À quoi ça sert une assurance santé haut de gamme?

Publié le 03/02/2016 à 10:44

À quoi ça sert une assurance santé haut de gamme?

Publié le 03/02/2016 à 10:44

Pas envie d’attendre six mois pour une chirurgie ? Certaines assurances donnent accès rapidement à des soins privés au Canada ou ailleurs dans le monde. Bienvenu dans l’univers de l’assurance santé VIP.


« Il existe des assurances privées aidant les gens à obtenir les diagnostics les plus justes et les traitements de la plus haute qualité dans les meilleurs délais », indique Anne-Marie Girard-Plouffe, conseillère en sécurité financière, assurances et rentes collectives au cabinet de services financiers Option Fortune.
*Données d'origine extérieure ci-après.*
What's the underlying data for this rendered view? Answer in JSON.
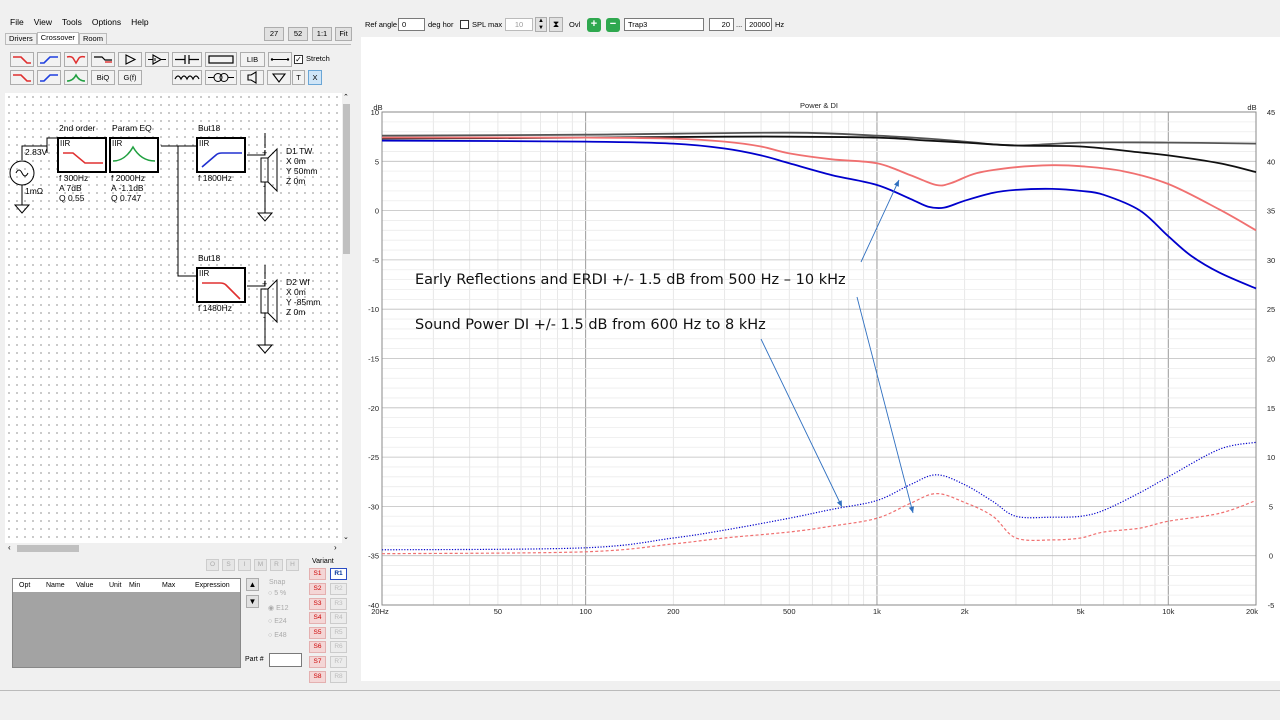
{
  "menu": [
    "File",
    "View",
    "Tools",
    "Options",
    "Help"
  ],
  "zoom_buttons": [
    "27",
    "52",
    "1:1",
    "Fit"
  ],
  "tabs": [
    {
      "label": "Drivers",
      "active": false
    },
    {
      "label": "Crossover",
      "active": true
    },
    {
      "label": "Room",
      "active": false
    }
  ],
  "toolbar": {
    "lib": "LIB",
    "biq": "BiQ",
    "gf": "G(f)",
    "t": "T",
    "x": "X",
    "stretch_label": "Stretch",
    "stretch_checked": true
  },
  "schematic": {
    "source_voltage": "2.83V",
    "source_impedance": "1mΩ",
    "blocks": [
      {
        "title": "2nd order",
        "type": "IIR",
        "icon": "shelf-filter-icon",
        "params": [
          "f  300Hz",
          "A  7dB",
          "Q  0.55"
        ]
      },
      {
        "title": "Param EQ",
        "type": "IIR",
        "icon": "peak-eq-icon",
        "params": [
          "f  2000Hz",
          "A  -1.1dB",
          "Q  0.747"
        ]
      },
      {
        "title": "But18",
        "type": "IIR",
        "icon": "highpass-icon",
        "params": [
          "f  1800Hz"
        ]
      },
      {
        "title": "But18",
        "type": "IIR",
        "icon": "lowpass-icon",
        "params": [
          "f  1480Hz"
        ]
      }
    ],
    "drivers": [
      {
        "name": "D1 TW",
        "lines": [
          "X 0m",
          "Y 50mm",
          "Z 0m"
        ]
      },
      {
        "name": "D2 Wf",
        "lines": [
          "X 0m",
          "Y -85mm",
          "Z 0m"
        ]
      }
    ]
  },
  "optimizer": {
    "mode_buttons": [
      "O",
      "S",
      "I",
      "M",
      "R",
      "H"
    ],
    "columns": [
      "Opt",
      "Name",
      "Value",
      "Unit",
      "Min",
      "Max",
      "Expression"
    ],
    "snap_label": "Snap",
    "snap_options": [
      "5 %",
      "E12",
      "E24",
      "E48"
    ],
    "snap_selected": "E12",
    "part_label": "Part #",
    "part_value": ""
  },
  "variant": {
    "label": "Variant",
    "s": [
      "S1",
      "S2",
      "S3",
      "S4",
      "S5",
      "S6",
      "S7",
      "S8"
    ],
    "r": [
      "R1",
      "R2",
      "R3",
      "R4",
      "R5",
      "R6",
      "R7",
      "R8"
    ],
    "active_r": "R1"
  },
  "graph_toolbar": {
    "ref_angle_label": "Ref angle",
    "ref_angle_value": "0",
    "deg_label": "deg hor",
    "spl_max_label": "SPL max",
    "spl_max_checked": false,
    "spl_max_value": "10",
    "ovl_label": "Ovl",
    "overlay_name": "Trap3",
    "freq_min": "20",
    "freq_sep": "...",
    "freq_max": "20000",
    "freq_unit": "Hz"
  },
  "annotations": {
    "early_reflections": "Early Reflections and ERDI  +/- 1.5 dB from 500 Hz – 10 kHz",
    "sound_power": "Sound Power DI +/- 1.5 dB from 600 Hz to 8 kHz"
  },
  "colors": {
    "accent_blue": "#0000cc",
    "curve_red": "#f07070",
    "curve_dark": "#111111",
    "curve_gray": "#555555",
    "arrow": "#3070c0",
    "variant_red": "#cc0000"
  },
  "chart_data": {
    "type": "line",
    "title": "Power & DI",
    "xlabel": "",
    "ylabel": "dB",
    "y2label": "dB",
    "x_scale": "log",
    "xlim": [
      20,
      20000
    ],
    "ylim": [
      -40,
      10
    ],
    "y2lim": [
      -5,
      45
    ],
    "grid": true,
    "x_ticks": [
      "20Hz",
      "50",
      "100",
      "200",
      "500",
      "1k",
      "2k",
      "5k",
      "10k",
      "20k"
    ],
    "y_ticks": [
      "10",
      "5",
      "0",
      "-5",
      "-10",
      "-15",
      "-20",
      "-25",
      "-30",
      "-35",
      "-40"
    ],
    "y2_ticks": [
      "45",
      "40",
      "35",
      "30",
      "25",
      "20",
      "15",
      "10",
      "5",
      "0",
      "-5"
    ],
    "series": [
      {
        "color": "#555555",
        "style": "solid",
        "axis": "left",
        "x": [
          20,
          100,
          500,
          1000,
          1500,
          2000,
          3000,
          5000,
          10000,
          20000
        ],
        "y": [
          7.6,
          7.7,
          7.9,
          7.6,
          7.3,
          7.0,
          6.6,
          6.9,
          6.9,
          6.8
        ]
      },
      {
        "color": "#111111",
        "style": "solid",
        "axis": "left",
        "x": [
          20,
          100,
          300,
          500,
          1000,
          1500,
          2000,
          3000,
          5000,
          8000,
          10000,
          15000,
          20000
        ],
        "y": [
          7.3,
          7.4,
          7.5,
          7.5,
          7.4,
          7.1,
          6.9,
          6.6,
          6.5,
          5.9,
          5.6,
          4.8,
          3.9
        ]
      },
      {
        "color": "#f07070",
        "style": "solid",
        "axis": "left",
        "x": [
          20,
          100,
          200,
          300,
          400,
          500,
          700,
          1000,
          1300,
          1600,
          1800,
          2200,
          3000,
          4000,
          5000,
          7000,
          10000,
          15000,
          20000
        ],
        "y": [
          7.4,
          7.4,
          7.3,
          7.0,
          6.5,
          5.8,
          5.2,
          4.8,
          3.6,
          2.6,
          2.8,
          3.8,
          4.4,
          4.6,
          4.5,
          4.0,
          2.7,
          0.1,
          -2.0
        ]
      },
      {
        "color": "#0000cc",
        "style": "solid",
        "axis": "left",
        "x": [
          20,
          100,
          200,
          300,
          400,
          500,
          700,
          1000,
          1300,
          1500,
          1700,
          2000,
          2500,
          3000,
          4000,
          5000,
          6000,
          8000,
          10000,
          12000,
          15000,
          20000
        ],
        "y": [
          7.1,
          7.0,
          6.8,
          6.3,
          5.6,
          4.8,
          3.6,
          2.6,
          1.2,
          0.4,
          0.3,
          1.0,
          1.8,
          2.1,
          2.2,
          2.0,
          1.6,
          0.0,
          -2.6,
          -4.6,
          -6.3,
          -7.9
        ]
      },
      {
        "color": "#0000cc",
        "style": "dotted",
        "axis": "right",
        "x": [
          20,
          100,
          200,
          300,
          500,
          700,
          1000,
          1300,
          1600,
          2000,
          2500,
          3000,
          4000,
          5000,
          6000,
          8000,
          10000,
          15000,
          20000
        ],
        "y": [
          0.6,
          0.8,
          1.8,
          2.6,
          3.8,
          4.7,
          5.6,
          7.2,
          8.2,
          7.2,
          5.5,
          4.0,
          3.9,
          4.0,
          4.6,
          6.4,
          8.0,
          10.8,
          11.5
        ]
      },
      {
        "color": "#f07070",
        "style": "dashed",
        "axis": "right",
        "x": [
          20,
          100,
          200,
          300,
          500,
          700,
          1000,
          1300,
          1600,
          2000,
          2500,
          3000,
          4000,
          5000,
          6000,
          8000,
          10000,
          15000,
          20000
        ],
        "y": [
          0.2,
          0.4,
          1.2,
          1.8,
          2.4,
          3.0,
          3.8,
          5.3,
          6.3,
          5.4,
          4.0,
          1.8,
          1.6,
          1.8,
          2.4,
          2.8,
          3.5,
          4.3,
          5.6
        ]
      }
    ]
  }
}
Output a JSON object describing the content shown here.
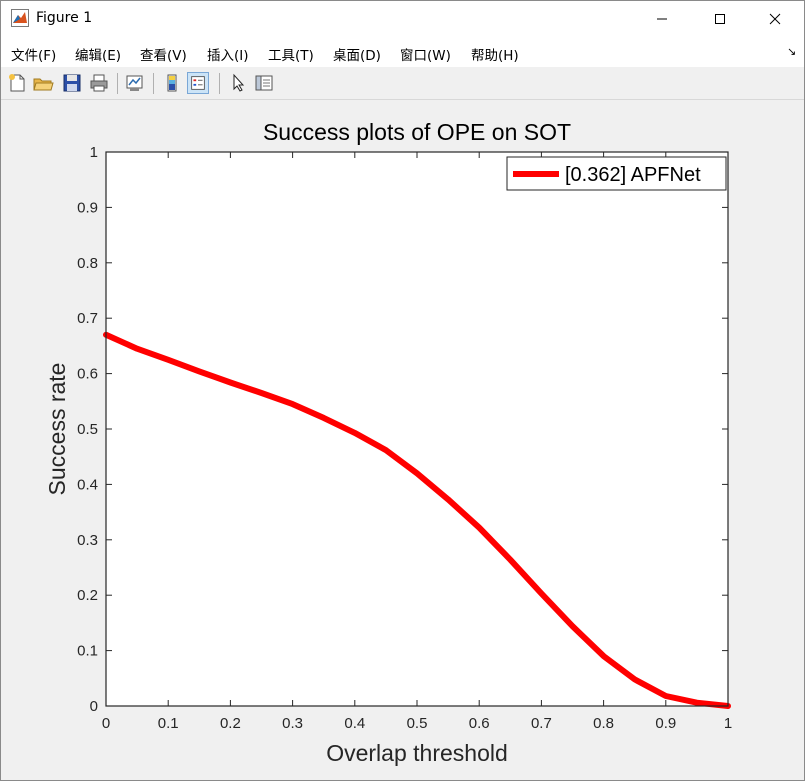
{
  "window": {
    "title": "Figure 1",
    "minimize": "—",
    "maximize": "☐",
    "close": "✕"
  },
  "menu": {
    "items": [
      "文件(F)",
      "编辑(E)",
      "查看(V)",
      "插入(I)",
      "工具(T)",
      "桌面(D)",
      "窗口(W)",
      "帮助(H)"
    ],
    "overflow": "↘"
  },
  "toolbar": {
    "icons": [
      "new-figure-icon",
      "open-file-icon",
      "save-icon",
      "print-icon",
      "link-plot-icon",
      "colorbar-icon",
      "legend-icon",
      "pointer-icon",
      "property-inspector-icon"
    ]
  },
  "chart_data": {
    "type": "line",
    "title": "Success plots of OPE on SOT",
    "xlabel": "Overlap threshold",
    "ylabel": "Success rate",
    "xlim": [
      0,
      1
    ],
    "ylim": [
      0,
      1
    ],
    "xticks": [
      "0",
      "0.1",
      "0.2",
      "0.3",
      "0.4",
      "0.5",
      "0.6",
      "0.7",
      "0.8",
      "0.9",
      "1"
    ],
    "yticks": [
      "0",
      "0.1",
      "0.2",
      "0.3",
      "0.4",
      "0.5",
      "0.6",
      "0.7",
      "0.8",
      "0.9",
      "1"
    ],
    "grid": false,
    "legend": "top-right",
    "series": [
      {
        "name": "[0.362] APFNet",
        "color": "#ff0000",
        "x": [
          0,
          0.05,
          0.1,
          0.15,
          0.2,
          0.25,
          0.3,
          0.35,
          0.4,
          0.45,
          0.5,
          0.55,
          0.6,
          0.65,
          0.7,
          0.75,
          0.8,
          0.85,
          0.9,
          0.95,
          1
        ],
        "y": [
          0.67,
          0.645,
          0.625,
          0.604,
          0.584,
          0.565,
          0.545,
          0.52,
          0.493,
          0.462,
          0.42,
          0.373,
          0.322,
          0.264,
          0.203,
          0.144,
          0.09,
          0.048,
          0.018,
          0.006,
          0.0
        ]
      }
    ]
  }
}
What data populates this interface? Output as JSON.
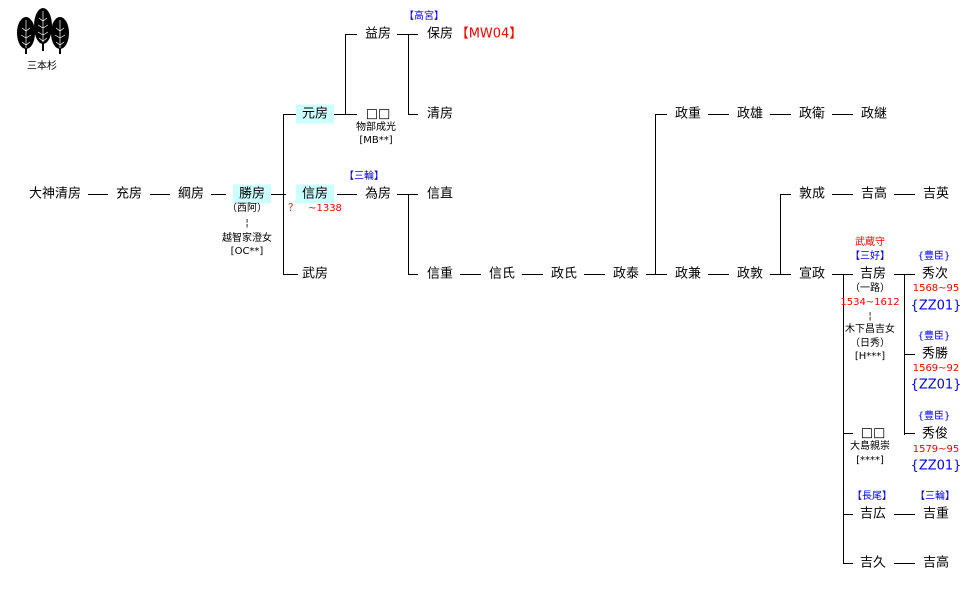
{
  "crest": {
    "label": "三本杉",
    "icon": "three-cedar-trees-crest-icon"
  },
  "colors": {
    "highlight": "#ccffff",
    "clan_tag": "#0000ff",
    "dates": "#ff0000"
  },
  "people": {
    "ogami_kiyofusa": "大神清房",
    "mitsufusa": "充房",
    "tsunafusa": "綱房",
    "katsufusa": "勝房",
    "katsufusa_alias": "（西阿）",
    "katsufusa_marriage": "¦",
    "katsufusa_wife": "越智家澄女",
    "katsufusa_wife_code": "[OC**]",
    "motofusa": "元房",
    "nobufusa": "信房",
    "nobufusa_dates": "？　~1338",
    "takefusa": "武房",
    "masufusa": "益房",
    "unknown1": "□□",
    "unknown1_note": "物部成光",
    "unknown1_code": "[MB**]",
    "tamefusa_clan": "【三輪】",
    "tamefusa": "為房",
    "yasufusa_clan": "【高宮】",
    "yasufusa": "保房",
    "yasufusa_code": "【MW04】",
    "kiyofusa": "清房",
    "nobunao": "信直",
    "nobushige": "信重",
    "nobuuji": "信氏",
    "masauji": "政氏",
    "masayasu": "政泰",
    "masakane": "政兼",
    "masaatsu": "政敦",
    "norimasa": "宣政",
    "masashige": "政重",
    "masao": "政雄",
    "masahira": "政衛",
    "masatsugu": "政継",
    "atsunari": "敦成",
    "yoshitaka1": "吉高",
    "yoshihide": "吉英",
    "yoshifusa_title": "武蔵守",
    "yoshifusa_clan": "【三好】",
    "yoshifusa": "吉房",
    "yoshifusa_alias": "（一路）",
    "yoshifusa_dates": "1534~1612",
    "yoshifusa_marriage": "¦",
    "yoshifusa_wife": "木下昌吉女",
    "yoshifusa_wife_alias": "（日秀）",
    "yoshifusa_wife_code": "[H***]",
    "hidetsugu_clan": "{豊臣}",
    "hidetsugu": "秀次",
    "hidetsugu_dates": "1568~95",
    "hidetsugu_code": "{ZZ01}",
    "hidekatsu_clan": "{豊臣}",
    "hidekatsu": "秀勝",
    "hidekatsu_dates": "1569~92",
    "hidekatsu_code": "{ZZ01}",
    "hidetoshi_clan": "{豊臣}",
    "hidetoshi": "秀俊",
    "hidetoshi_dates": "1579~95",
    "hidetoshi_code": "{ZZ01}",
    "unknown2": "□□",
    "unknown2_note": "大島親崇",
    "unknown2_code": "[****]",
    "yoshihiro_clan": "【長尾】",
    "yoshihiro": "吉広",
    "yoshishige_clan": "【三輪】",
    "yoshishige": "吉重",
    "yoshihisa": "吉久",
    "yoshitaka2": "吉高"
  }
}
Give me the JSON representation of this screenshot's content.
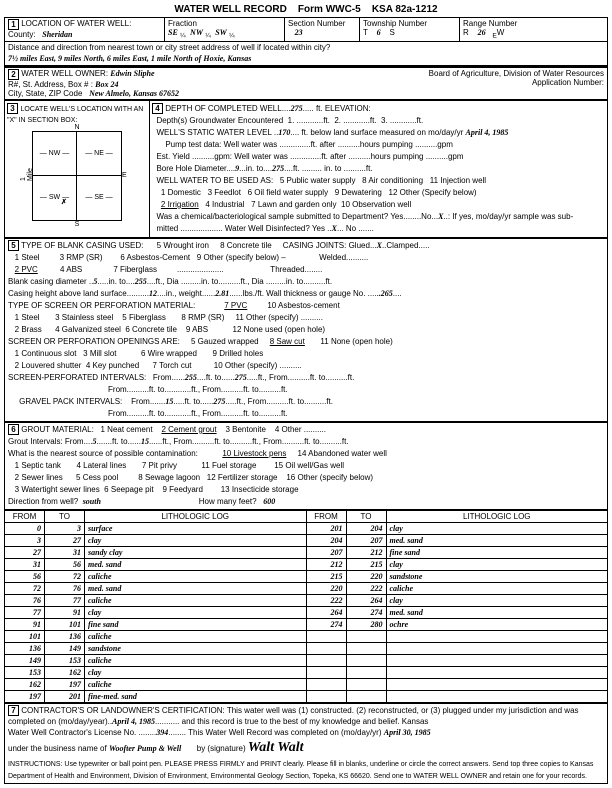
{
  "form": {
    "title": "WATER WELL RECORD",
    "form_no": "Form WWC-5",
    "ksa": "KSA 82a-1212"
  },
  "s1": {
    "label": "LOCATION OF WATER WELL:",
    "county_label": "County:",
    "county": "Sheridan",
    "fraction_label": "Fraction",
    "fraction1": "SE",
    "fraction2": "NW",
    "fraction3": "SW",
    "section_label": "Section Number",
    "section": "23",
    "township_label": "Township Number",
    "township": "6",
    "township_dir": "S",
    "range_label": "Range Number",
    "range": "26",
    "range_dir": "W",
    "dist_label": "Distance and direction from nearest town or city street address of well if located within city?",
    "dist": "7½ miles East, 9 miles North, 6 miles East, 1 mile North of Hoxie, Kansas"
  },
  "s2": {
    "label": "WATER WELL OWNER:",
    "owner": "Edwin Sliphe",
    "addr_label": "R#, St. Address, Box # :",
    "addr": "Box 24",
    "city_label": "City, State, ZIP Code",
    "city": "New Almelo, Kansas   67652",
    "board": "Board of Agriculture, Division of Water Resources",
    "app": "Application Number:"
  },
  "s3": {
    "label": "LOCATE WELL'S LOCATION WITH AN \"X\" IN SECTION BOX:"
  },
  "s4": {
    "label": "DEPTH OF COMPLETED WELL",
    "depth": "275",
    "elev": "ft. ELEVATION:",
    "gw": "Depth(s) Groundwater Encountered",
    "static_label": "WELL'S STATIC WATER LEVEL",
    "static": "170",
    "static_date": "April 4, 1985",
    "bore_label": "Bore Hole Diameter",
    "bore1": "9",
    "bore2": "275"
  },
  "s5": {
    "label": "TYPE OF BLANK CASING USED:",
    "casing_joints": "CASING JOINTS: Glued",
    "cj_x": "X",
    "cj_rest": "Clamped",
    "blank_dia": "5",
    "blank_to": "255",
    "height": "12",
    "weight": "2.81",
    "thickness": ".265",
    "screen_from": "255",
    "screen_to": "275",
    "gravel_from": "15",
    "gravel_to": "275"
  },
  "s6": {
    "label": "GROUT MATERIAL:",
    "gi_from": "5",
    "gi_to": "15",
    "feet": "600",
    "dir": "south"
  },
  "log": {
    "headers": [
      "FROM",
      "TO",
      "LITHOLOGIC LOG",
      "FROM",
      "TO",
      "LITHOLOGIC LOG"
    ],
    "rows": [
      [
        "0",
        "3",
        "surface",
        "201",
        "204",
        "clay"
      ],
      [
        "3",
        "27",
        "clay",
        "204",
        "207",
        "med. sand"
      ],
      [
        "27",
        "31",
        "sandy clay",
        "207",
        "212",
        "fine sand"
      ],
      [
        "31",
        "56",
        "med. sand",
        "212",
        "215",
        "clay"
      ],
      [
        "56",
        "72",
        "caliche",
        "215",
        "220",
        "sandstone"
      ],
      [
        "72",
        "76",
        "med. sand",
        "220",
        "222",
        "caliche"
      ],
      [
        "76",
        "77",
        "caliche",
        "222",
        "264",
        "clay"
      ],
      [
        "77",
        "91",
        "clay",
        "264",
        "274",
        "med. sand"
      ],
      [
        "91",
        "101",
        "fine sand",
        "274",
        "280",
        "ochre"
      ],
      [
        "101",
        "136",
        "caliche",
        "",
        "",
        ""
      ],
      [
        "136",
        "149",
        "sandstone",
        "",
        "",
        ""
      ],
      [
        "149",
        "153",
        "caliche",
        "",
        "",
        ""
      ],
      [
        "153",
        "162",
        "clay",
        "",
        "",
        ""
      ],
      [
        "162",
        "197",
        "caliche",
        "",
        "",
        ""
      ],
      [
        "197",
        "201",
        "fine-med. sand",
        "",
        "",
        ""
      ]
    ]
  },
  "s7": {
    "label": "CONTRACTOR'S OR LANDOWNER'S CERTIFICATION:",
    "cert": "This water well was (1) constructed. (2) reconstructed, or (3) plugged under my jurisdiction and was",
    "date1": "April 4, 1985",
    "lic": "394",
    "date2": "April 30, 1985",
    "biz": "Woofter Pump & Well",
    "instr": "INSTRUCTIONS: Use typewriter or ball point pen. PLEASE PRESS FIRMLY and PRINT clearly. Please fill in blanks, underline or circle the correct answers. Send top three copies to Kansas Department of Health and Environment, Division of Environment, Environmental Geology Section, Topeka, KS 66620. Send one to WATER WELL OWNER and retain one for your records."
  }
}
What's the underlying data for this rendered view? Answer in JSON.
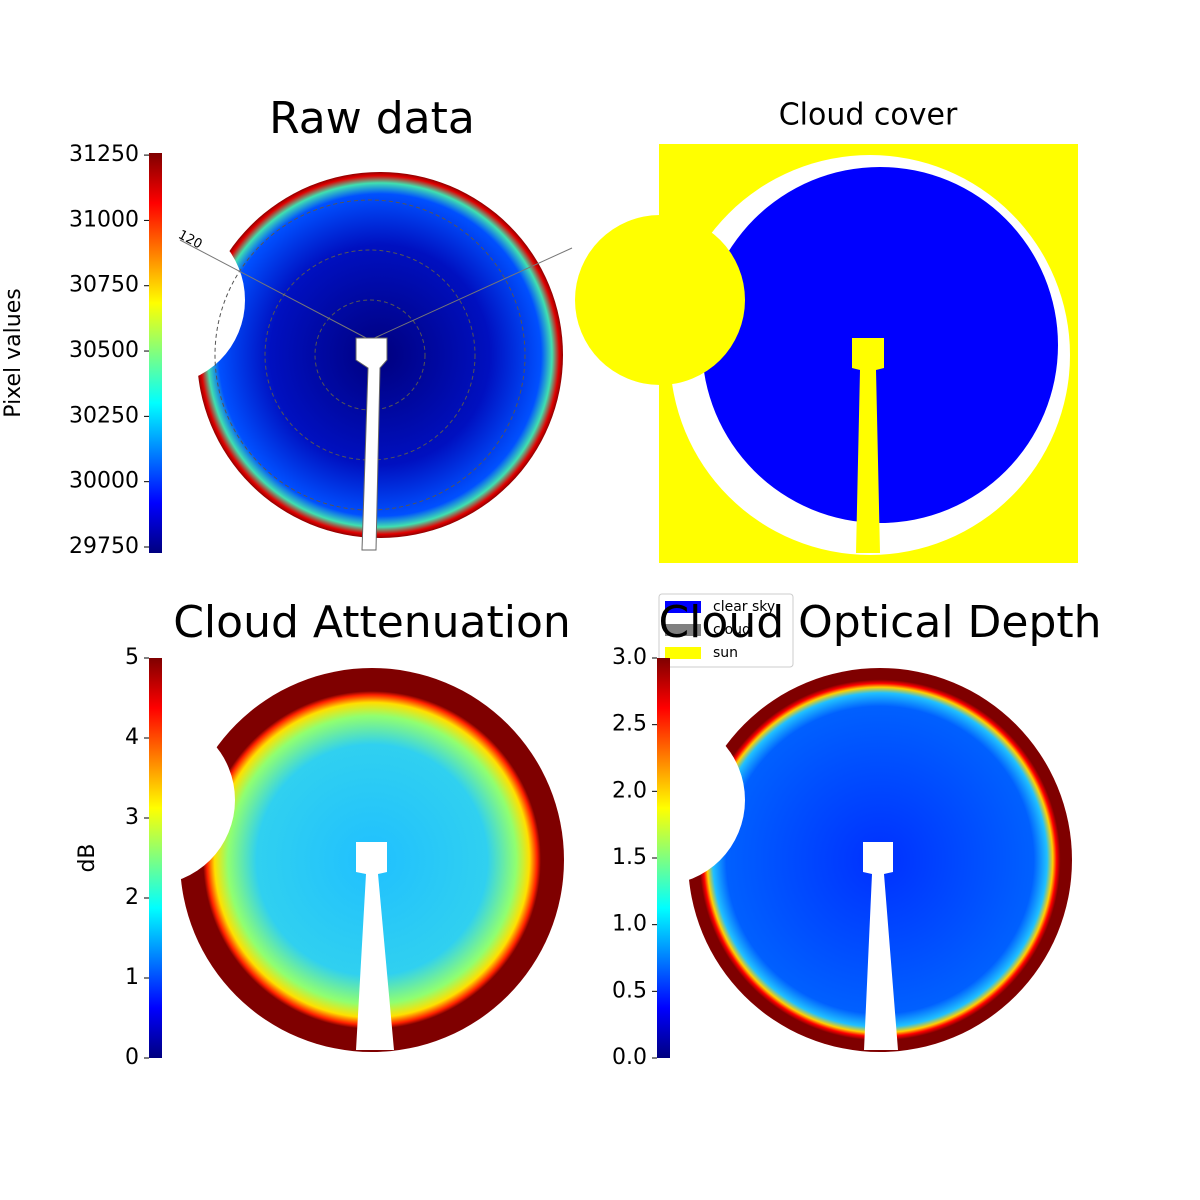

Il n’est pas rare de détenir, au Québec, une assurance collective défrayant les coûts d’examens diagnostiques réalisés dans des cliniques privées ou remboursant les médicaments d’ordonnance. Mais les formules VIP d’assurance santé vont plus loin. Dans la plupart des cas, elles offrent l’accès à une seconde opinion dès l’obtention d’un diagnostic de la part de votre médecin. Cela assure un verdict plus sûr, mais aussi de clarifier la meilleure option de traitement.


De six mois à 15 jours de convalescence


Mais c’est surtout lorsqu’un traitement ou une chirurgie est nécessaire que ces assurances deviennent très utiles. « Elles couvrent le coût des traitements ou de l’intervention chirurgicale, offrent un montant pour frais de déplacement et de séjour, y compris un déplacement en ambulance ou en avion, et peuvent aussi défrayer les coûts d’un accompagnateur lorsque le malade ne peut voyager seul », précise Anne-Marie Girard-Plouffe.


La possibilité d’avoir recours à des soins privés aux États-Unis peut permettre d’obtenir des traitements plus rapidement que ce qu’il serait possible d’avoir au Québec, notamment dans le cas de chirurgies qui ne sont pas jugées prioritaires et pour lesquelles l’attente peut être de plusieurs mois. Mais elle peut aussi réduire de manière importante l’impact d’une maladie ou d’un traitement, grâce au recours à une technologie plus avancée.


Louis Carrière, directeur des opérations à DCI-Assurance, donne l’exemple d’une de ses clientes qui souffrait d’une tumeur au cerveau. La procédure au Québec consistait à ouvrir le crâne, retirer la tumeur, puis refermer. Conséquences : deux semaines dans un coma artificiel, six mois de convalescence et des séquelles prévues dans la vision et l’ouïe. « Elle s’est faite soigner à UCLA, par des médecins utilisant une technique novatrice au laser, et 15 jours plus tard, elle était de retour au travail, sans séquelles, c’est tout une différence, raconte-t-il. Mais cette opération coûte plus de 425 000 dollars US. »


Cette patiente avait utilisé l’assurance collective Global Medical Care, de Best Doctors, fournit par l’entreprise de son mari, mais aussi disponible pour les particuliers. C’est un bon exemple de ce qui existe sur le marché. Elle offre une couverture pouvant s’élever jusqu’à 5 M$, mais limitée à 1 M$ après 70 ans. En plus des éléments que l’on retrouve dans toute assurance santé privée complémentaire, comme l’accès à des examens diagnostiques au privé ou le remboursement des médicaments d’ordonnance, elle fournit l’organisation du séjour à l’étranger lorsque nécessaire (réservation d’hôtel, d’avion, de rendez-vous médicaux, traduction, etc.).


Les déductibles varient de 250 $ à 20 000 $ par personne. À titre indicatif, les primes peuvent passer de 353 $ par année pour un jeune homme de 19-24 ans payant un déductible de 20 000 $, à 15 428 $ par année pour un homme de 70 ans avec une franchise limitée à 250 $. De 45 à 49 ans, un homme paiera 880 $ par année avec une franchise de 10 000 $ et une femme paiera 951 $. S’ajoute généralement à cela des frais annuels d’environ 100 $.


« On peut aussi étendre ce genre de couverture d’assurance à sa conjointe et à ses enfants, ce qui représente un avantage supplémentaire », conclut Louis Carrière.